Good Jobs First, an organization focused on tracking corporate subsidies, published a report analyzing the effects of tax abatements for economic development on school funding. The results should be a wakeup call to Texas legislators considering whether to renew these controversial corporate property tax breaks.

Abating Our Future – How Students Pay for Corporate Tax Breaks estimates that these tax abatements to select businesses cost U.S. public school districts $2.37 billion in forgone revenues in 2019.

According to the report, 149 districts in the U.S. lost more than $1,000 per student, including 52 in Texas, 18 of which lost more than $6,000 per student. That’s half the average statewide per-student funding.

Texas is one of five states that the report analyzed in detail because most school districts reported the abatements—allowed under Chapter 313 of the Texas Tax Code—in their financial reports (despite some gaps).

Abating Our Future found that Texas was among the top 10 “loser” states in 2019—third in the amount of net forgone revenues, behind South Carolina and New York. Texas’s Barbers Hill ISD ranked among the top 10 “loser” districts in the country in 2019, with $55.2 million in forgone revenues—representing the equivalent of $9,636 per student enrolled in this district.

Because of (sometimes significant) gaps in the disclosure data used, numbers are deemed conservative by the authors. The real cost to taxpayers, who have to make up for the lost tax revenue through their own property tax bills, which are already painful enough, may be significantly higher.

This report adds to the body of research that should give pause to renewing Chapter 313. The revenues that districts agree to forgo are often justified by the assumption that businesses that are parties to these agreements would not come without the abatements. However, both academic research and investigative journalism continue to point to the opposite conclusion.

Another argument is that property taxes are high in Texas for capital-intensive businesses—but they are also high for homeowners and small businesses, and they impact rents as well. It is time to let Chapter 313 expire and to focus on reducing property taxes for everyone instead—individuals as well as small and big businesses alike.

You can read the entire Good Jobs First report here. The authors’ methodology is described in Appendix B.

Good Jobs First took advantage of a recent tax abatement disclosure rule: Statement No. 77 of the Governmental Accounting Standards Board or GASB 77 for short.

GASB is an independent private-sector organization whose goal is to create accounting and financial reporting standards for U.S. state and local governments.
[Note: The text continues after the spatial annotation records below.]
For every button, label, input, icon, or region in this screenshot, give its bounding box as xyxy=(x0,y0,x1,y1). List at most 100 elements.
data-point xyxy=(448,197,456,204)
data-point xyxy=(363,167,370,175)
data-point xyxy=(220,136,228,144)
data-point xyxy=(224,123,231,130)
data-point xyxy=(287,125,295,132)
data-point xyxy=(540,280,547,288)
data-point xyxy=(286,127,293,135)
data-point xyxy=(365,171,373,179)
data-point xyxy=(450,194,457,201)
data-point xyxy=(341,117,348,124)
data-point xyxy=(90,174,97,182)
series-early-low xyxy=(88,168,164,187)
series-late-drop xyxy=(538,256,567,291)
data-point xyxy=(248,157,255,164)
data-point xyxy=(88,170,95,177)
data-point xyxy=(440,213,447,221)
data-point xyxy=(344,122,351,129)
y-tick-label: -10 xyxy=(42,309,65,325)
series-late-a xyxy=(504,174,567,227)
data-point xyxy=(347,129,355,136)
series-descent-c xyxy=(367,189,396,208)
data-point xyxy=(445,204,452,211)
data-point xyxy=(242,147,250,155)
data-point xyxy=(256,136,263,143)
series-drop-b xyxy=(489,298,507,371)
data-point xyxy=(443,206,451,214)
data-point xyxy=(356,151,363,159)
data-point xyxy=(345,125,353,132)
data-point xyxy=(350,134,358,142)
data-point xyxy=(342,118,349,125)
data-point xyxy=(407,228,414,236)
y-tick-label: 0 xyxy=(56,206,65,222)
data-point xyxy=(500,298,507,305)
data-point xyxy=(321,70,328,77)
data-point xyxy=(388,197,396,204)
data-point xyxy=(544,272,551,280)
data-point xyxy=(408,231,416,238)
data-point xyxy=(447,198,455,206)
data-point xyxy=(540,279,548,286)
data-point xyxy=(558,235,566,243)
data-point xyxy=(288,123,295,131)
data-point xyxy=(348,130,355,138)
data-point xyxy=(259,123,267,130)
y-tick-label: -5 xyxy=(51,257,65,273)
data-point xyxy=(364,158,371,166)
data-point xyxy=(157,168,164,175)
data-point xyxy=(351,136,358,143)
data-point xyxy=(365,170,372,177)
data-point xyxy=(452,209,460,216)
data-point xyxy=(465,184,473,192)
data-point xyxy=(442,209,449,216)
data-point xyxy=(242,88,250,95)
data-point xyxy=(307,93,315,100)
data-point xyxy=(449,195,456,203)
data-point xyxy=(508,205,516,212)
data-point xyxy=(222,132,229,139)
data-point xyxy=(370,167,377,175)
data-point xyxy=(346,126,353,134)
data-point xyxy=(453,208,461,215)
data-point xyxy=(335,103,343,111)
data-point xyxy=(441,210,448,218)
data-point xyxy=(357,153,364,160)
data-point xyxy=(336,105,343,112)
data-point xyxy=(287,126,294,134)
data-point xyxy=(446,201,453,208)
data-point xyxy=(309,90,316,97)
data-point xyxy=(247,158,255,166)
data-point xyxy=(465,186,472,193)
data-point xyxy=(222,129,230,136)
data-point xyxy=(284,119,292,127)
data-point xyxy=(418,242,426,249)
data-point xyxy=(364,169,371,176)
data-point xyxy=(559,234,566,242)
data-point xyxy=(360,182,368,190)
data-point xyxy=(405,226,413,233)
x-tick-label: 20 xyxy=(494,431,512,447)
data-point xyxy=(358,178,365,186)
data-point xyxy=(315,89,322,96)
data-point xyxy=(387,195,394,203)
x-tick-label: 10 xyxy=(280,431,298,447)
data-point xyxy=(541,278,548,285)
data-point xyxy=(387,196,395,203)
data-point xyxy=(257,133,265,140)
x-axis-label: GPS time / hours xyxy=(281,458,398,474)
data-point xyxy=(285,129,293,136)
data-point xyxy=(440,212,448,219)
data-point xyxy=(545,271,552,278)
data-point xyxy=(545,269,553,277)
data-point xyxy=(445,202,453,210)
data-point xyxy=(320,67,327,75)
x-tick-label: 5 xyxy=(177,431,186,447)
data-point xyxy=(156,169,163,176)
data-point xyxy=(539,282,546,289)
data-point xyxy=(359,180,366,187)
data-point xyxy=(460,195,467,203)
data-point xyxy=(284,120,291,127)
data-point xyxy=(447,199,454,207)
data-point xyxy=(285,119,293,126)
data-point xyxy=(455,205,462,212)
In 2015, GASB required that state and local governments using Generally Accepted Accounting Principles (GAAP) disclose in their comprehensive annual financial reports (CAFRs) the tax abatement agreements they enter into and the tax expenditures or reductions of tax revenues—forgone tax revenues—that result from these agreements.

Publicly traded companies in the United States are required by law to use GAAP for their financial reporting; state and local governments are not, except for the states that require it by law, which is the case in Texas for school districts.